Forewarning: This will be a long, rambly post. I want to first say ‘thank you’ to each and every person who has shown us love and support these past few days.
Last week I shared that Mason hadn’t been feeling well or acting like himself. He was lethargic, kept to himself, and he was hardly eating. We also noticed his cute pink nose was pale and that he was running a fever. Starting Saturday night/Sunday morning at the end of May, he began getting sick. I was all over the place with wanting to take him back to the vets while wanting to avoid any more stress on him. By Wednesday night, though, I realized we had no choice. I took him back on Thursday morning, and the walk-in vet clinic referred me to their affiliate vet who could do much more in-house. They ran a complete blood panel as well as did X-rays on his abdomen. Later that afternoon, the vet called with the results: most of his blood work looked unremarkable except for high calcium, high WBC count, and anemia. The X-ray was also obscured by something, so again we were referred but this time to the Animal ER Hospital. I left my meeting and flew over there to get him. Our next plan was for an abdominal ultrasound. I waited in one of their exam rooms for the ultrasound tech to complete the test. Results showed he had ascites from his liver as well as what was determined to be a UTI. I was devastated. I did not keep it together. They allowed me to see our sweet boy before I left. I cried the whole way home. Matt made our dinner while I showered.
Friday morning I went to Maker’s Donuts for a free donut and had taken a photo.

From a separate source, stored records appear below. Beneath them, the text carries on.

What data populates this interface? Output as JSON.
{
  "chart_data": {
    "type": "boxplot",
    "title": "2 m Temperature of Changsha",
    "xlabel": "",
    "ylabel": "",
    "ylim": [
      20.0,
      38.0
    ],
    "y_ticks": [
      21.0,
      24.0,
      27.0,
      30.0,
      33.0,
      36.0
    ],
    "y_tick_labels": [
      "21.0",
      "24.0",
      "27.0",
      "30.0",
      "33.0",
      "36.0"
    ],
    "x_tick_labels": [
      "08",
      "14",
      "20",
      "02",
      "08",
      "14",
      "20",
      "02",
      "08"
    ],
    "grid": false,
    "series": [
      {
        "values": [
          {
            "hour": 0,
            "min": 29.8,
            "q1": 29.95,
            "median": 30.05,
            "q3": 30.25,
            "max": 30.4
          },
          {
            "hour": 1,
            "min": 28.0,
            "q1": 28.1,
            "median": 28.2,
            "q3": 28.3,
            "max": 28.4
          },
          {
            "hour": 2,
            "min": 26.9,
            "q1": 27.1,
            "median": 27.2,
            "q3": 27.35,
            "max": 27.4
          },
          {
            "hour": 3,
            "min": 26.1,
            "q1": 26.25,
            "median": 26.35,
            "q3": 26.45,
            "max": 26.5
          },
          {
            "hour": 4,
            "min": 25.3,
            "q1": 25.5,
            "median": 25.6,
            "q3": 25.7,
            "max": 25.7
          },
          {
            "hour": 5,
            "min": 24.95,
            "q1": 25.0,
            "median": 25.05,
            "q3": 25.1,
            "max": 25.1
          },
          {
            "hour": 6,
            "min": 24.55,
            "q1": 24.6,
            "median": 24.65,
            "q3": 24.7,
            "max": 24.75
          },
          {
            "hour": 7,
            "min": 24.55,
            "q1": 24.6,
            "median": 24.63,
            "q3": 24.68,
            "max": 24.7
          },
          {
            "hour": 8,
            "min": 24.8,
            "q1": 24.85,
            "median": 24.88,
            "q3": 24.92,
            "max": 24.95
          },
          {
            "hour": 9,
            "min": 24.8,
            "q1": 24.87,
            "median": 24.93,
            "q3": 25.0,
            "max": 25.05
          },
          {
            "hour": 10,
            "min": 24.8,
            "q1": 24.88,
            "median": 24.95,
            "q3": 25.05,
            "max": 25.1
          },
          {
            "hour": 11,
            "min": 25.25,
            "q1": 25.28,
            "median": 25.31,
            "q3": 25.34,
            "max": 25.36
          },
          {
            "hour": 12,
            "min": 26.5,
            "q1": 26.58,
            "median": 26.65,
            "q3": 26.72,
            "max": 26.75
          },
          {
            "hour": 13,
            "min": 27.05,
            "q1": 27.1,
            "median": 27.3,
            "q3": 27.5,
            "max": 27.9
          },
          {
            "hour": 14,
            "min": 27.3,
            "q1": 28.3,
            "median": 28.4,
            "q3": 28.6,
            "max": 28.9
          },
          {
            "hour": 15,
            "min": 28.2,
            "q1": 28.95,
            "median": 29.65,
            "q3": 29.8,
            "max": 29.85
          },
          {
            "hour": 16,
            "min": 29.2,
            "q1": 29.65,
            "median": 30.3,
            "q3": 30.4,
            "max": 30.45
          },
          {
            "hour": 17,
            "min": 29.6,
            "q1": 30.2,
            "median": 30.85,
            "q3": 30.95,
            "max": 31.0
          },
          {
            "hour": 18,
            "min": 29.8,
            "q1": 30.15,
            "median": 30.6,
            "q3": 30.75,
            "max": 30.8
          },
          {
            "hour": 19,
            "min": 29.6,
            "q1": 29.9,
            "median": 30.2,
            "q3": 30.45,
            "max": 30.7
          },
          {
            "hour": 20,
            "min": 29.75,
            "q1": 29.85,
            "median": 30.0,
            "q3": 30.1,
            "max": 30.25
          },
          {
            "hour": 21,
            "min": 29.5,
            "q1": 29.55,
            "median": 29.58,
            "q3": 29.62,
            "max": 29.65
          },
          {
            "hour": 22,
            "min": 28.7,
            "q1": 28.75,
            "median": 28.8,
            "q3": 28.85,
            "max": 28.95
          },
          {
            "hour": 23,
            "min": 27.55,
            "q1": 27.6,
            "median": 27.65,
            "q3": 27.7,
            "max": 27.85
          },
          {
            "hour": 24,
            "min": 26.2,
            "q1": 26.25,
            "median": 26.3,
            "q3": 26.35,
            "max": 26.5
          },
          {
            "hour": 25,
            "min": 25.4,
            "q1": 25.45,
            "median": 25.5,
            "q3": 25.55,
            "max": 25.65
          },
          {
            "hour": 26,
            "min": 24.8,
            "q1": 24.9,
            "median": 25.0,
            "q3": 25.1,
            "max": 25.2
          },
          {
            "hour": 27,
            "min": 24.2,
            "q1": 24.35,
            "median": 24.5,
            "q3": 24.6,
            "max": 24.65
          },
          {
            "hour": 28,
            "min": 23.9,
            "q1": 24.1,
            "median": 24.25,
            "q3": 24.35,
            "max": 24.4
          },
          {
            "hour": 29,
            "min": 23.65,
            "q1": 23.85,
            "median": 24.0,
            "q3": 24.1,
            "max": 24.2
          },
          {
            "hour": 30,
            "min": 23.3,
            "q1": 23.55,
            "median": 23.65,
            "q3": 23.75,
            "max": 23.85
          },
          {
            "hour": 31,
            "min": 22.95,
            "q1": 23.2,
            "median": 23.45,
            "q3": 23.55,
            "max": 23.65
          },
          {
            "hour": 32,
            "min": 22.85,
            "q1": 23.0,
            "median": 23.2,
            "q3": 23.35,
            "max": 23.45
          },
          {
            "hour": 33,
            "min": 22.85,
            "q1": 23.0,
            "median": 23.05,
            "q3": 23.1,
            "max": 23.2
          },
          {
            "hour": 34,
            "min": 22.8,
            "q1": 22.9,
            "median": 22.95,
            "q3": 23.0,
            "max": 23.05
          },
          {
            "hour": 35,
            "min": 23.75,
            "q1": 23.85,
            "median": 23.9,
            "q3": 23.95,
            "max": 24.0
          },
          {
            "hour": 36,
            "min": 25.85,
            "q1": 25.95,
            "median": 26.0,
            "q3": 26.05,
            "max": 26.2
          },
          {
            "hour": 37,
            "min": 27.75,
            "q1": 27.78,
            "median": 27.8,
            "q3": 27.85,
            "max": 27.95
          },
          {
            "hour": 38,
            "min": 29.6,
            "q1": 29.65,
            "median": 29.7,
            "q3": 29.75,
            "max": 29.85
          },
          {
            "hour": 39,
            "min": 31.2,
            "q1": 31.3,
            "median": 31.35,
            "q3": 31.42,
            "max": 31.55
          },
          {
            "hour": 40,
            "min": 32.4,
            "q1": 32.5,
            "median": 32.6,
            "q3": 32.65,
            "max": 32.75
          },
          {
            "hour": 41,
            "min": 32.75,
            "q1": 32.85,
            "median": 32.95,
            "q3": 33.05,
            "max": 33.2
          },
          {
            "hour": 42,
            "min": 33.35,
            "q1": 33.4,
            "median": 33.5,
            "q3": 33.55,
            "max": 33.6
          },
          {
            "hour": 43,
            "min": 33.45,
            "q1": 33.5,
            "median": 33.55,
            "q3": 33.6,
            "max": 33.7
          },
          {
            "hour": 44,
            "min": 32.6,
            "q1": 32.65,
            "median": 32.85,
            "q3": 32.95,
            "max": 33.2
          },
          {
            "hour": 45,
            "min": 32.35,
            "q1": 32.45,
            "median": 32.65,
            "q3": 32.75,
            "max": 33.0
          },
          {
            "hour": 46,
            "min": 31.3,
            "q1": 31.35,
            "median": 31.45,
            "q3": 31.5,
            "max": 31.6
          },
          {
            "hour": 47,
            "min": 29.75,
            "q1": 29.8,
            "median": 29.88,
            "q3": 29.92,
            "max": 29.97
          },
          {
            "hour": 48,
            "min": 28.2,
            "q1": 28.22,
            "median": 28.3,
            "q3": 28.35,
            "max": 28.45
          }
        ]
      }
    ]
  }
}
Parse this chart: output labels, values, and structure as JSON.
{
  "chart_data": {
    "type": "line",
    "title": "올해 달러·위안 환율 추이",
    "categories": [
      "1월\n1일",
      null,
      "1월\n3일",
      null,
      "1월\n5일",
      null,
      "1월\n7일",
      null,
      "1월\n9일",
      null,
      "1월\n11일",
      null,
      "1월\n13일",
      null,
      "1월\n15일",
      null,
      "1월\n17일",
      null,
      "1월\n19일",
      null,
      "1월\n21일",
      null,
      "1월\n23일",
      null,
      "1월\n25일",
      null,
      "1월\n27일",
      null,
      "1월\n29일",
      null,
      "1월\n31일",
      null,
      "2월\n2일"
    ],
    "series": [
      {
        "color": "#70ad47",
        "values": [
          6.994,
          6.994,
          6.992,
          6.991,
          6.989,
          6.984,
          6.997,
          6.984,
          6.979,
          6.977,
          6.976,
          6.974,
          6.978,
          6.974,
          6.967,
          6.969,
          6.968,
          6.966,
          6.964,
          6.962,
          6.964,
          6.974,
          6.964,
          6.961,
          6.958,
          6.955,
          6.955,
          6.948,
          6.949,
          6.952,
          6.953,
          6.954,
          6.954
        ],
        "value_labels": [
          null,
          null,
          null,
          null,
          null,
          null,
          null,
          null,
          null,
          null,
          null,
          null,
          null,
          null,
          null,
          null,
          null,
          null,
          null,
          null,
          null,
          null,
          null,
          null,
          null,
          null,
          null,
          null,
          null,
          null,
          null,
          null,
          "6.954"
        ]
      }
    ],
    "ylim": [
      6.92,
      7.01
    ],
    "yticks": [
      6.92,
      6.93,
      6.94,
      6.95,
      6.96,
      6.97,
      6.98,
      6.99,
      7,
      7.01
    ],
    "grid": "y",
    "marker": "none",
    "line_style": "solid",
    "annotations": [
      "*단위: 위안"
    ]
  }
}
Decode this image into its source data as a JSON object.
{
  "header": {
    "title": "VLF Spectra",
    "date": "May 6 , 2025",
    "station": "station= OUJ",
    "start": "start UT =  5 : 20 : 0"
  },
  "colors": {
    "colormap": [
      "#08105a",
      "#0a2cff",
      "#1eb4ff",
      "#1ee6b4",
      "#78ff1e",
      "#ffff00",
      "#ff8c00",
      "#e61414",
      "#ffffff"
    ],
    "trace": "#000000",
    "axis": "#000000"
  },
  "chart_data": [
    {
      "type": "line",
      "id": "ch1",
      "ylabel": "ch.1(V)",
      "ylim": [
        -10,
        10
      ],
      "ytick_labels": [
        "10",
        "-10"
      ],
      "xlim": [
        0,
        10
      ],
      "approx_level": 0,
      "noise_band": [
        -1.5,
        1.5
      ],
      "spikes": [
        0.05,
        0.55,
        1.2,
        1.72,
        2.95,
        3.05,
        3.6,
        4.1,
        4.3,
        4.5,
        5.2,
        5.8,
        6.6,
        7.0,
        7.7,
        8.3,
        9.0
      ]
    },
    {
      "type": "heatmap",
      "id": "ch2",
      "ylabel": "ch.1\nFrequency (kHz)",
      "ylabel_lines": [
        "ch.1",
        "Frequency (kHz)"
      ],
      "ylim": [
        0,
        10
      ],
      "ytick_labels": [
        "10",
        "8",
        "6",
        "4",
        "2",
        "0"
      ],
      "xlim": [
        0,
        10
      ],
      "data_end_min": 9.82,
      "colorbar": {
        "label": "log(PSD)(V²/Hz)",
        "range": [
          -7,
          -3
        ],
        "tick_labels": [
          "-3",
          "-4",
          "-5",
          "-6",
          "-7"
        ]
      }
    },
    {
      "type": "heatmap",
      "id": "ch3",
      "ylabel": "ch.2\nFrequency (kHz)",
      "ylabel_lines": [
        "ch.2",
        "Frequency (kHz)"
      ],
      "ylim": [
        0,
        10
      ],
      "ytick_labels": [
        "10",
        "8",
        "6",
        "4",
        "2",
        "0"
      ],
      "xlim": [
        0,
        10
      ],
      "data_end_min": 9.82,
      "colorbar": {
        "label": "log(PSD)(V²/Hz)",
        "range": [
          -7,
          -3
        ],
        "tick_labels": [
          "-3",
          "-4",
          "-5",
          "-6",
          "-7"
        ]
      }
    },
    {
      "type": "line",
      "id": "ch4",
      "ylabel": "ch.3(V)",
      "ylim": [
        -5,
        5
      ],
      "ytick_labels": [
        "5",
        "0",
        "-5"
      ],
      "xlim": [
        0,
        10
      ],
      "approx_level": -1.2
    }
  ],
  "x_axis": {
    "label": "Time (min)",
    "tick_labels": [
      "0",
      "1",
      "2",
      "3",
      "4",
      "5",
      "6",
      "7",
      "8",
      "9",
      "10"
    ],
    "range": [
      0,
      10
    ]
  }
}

Later I deleted all food photos because I had no desire to document them. I didn’t care. The doctor called to discuss the results from testing the fluid. He reported that it looked “suspicious”, which made my heart sink. The oncologist would be looking at the cytology liver sample, they would complete a urine culture and cancer blood panel (this was later cancelled), and lastly run a test for SIP. SIP is a fatal feline virus that some cats are susceptible to. I left work after lunch and went to see him. The doctor waited to tell me in person that they are very certain we are dealing with lymphoma in his liver as well as a UTI. My head was spinning. Just two to three weeks ago he was healthy, happy, and he showed no signs of cancer. Now I was sitting with a doctor discussing a tube feed placement and chemo. I called both Kaci and Matt, who agreed we were going to fight like hell for Mason. The placed the e-tube and started his chemo on Friday. He also had begun antibiotic treatment for his UTI.
On Saturday, I spent around 4.5 hours just sitting and cuddling with him. My heart could’ve exploded with love and pride. He’s been so brave this whole time. When I had to leave quickly to use the restroom, he hid under one of the chairs. He “popped” out when I returned and wanted to be held. A nurse came in to walk me through a feeding. Afterward, they had to take him back for fluids and another ultrasound. I again left crying.
Look at that face ❤ ❤
Thankfully, the doctor called on Sunday morning to say he was ready to come home!! I ate breakfast, downed my coffee, threw on some clothes, and I went about 80-90 mph across town. Two sweet nurses walked me through his feeding and medication schedule as part of the discharge summary. He slept the whole way home but sat up when we turned onto our road. Matt was so so happy to have his boy home. He was pooped and slept under the bed for the afternoon. Kaci came over and was amazing and helped me organize his schedule. It’s just going to become our new normal for a little while.
I fed him twice yesterday and then this morning. I let him walk around if he wanted to since the feeding takes around 20-30 minutes total with water flushes and meds included. I woke up around 4:30 this morning and immediately got out of bed to check on him. I woke Rachel and Jackson, who thought it was breakfast time. Whoops. Mason came to me and hopped up to lay on my chest in bed. He then spooned against me before settling on my pillow. Matt woke up at 5:45 and saw him there, and we were both thankful. He’s showing interest in eating, but it’ll be slow process. He just laid underneath the lower rack of my clothes in our closet, and I fed him.
Rachel got distracted during breakfast by a spider hanging from the ceiling. Yikes! Gah she’s so cute. She is upset at Mason because he smells different. Whenever one of the boys gets home from the vets, she’s upset. Little diva. Jackson is doing well and spunky as ever.
Going forward, our plan is to take Mason in every three weeks for an outpatient chemo treatment. He’ll then get to stay with Kaci so that the medication won’t harm Rachel or Jackson. I’m waiting to hear back regarding the SIP results. I hope to god they’re negative. Please say a prayer if you pray or think positive thoughts for him. As incredibly angry as I am and as upsetting as a lymphoma diagnosis is, we’ll take this and fight over SIP. Again, thanks to all for the support.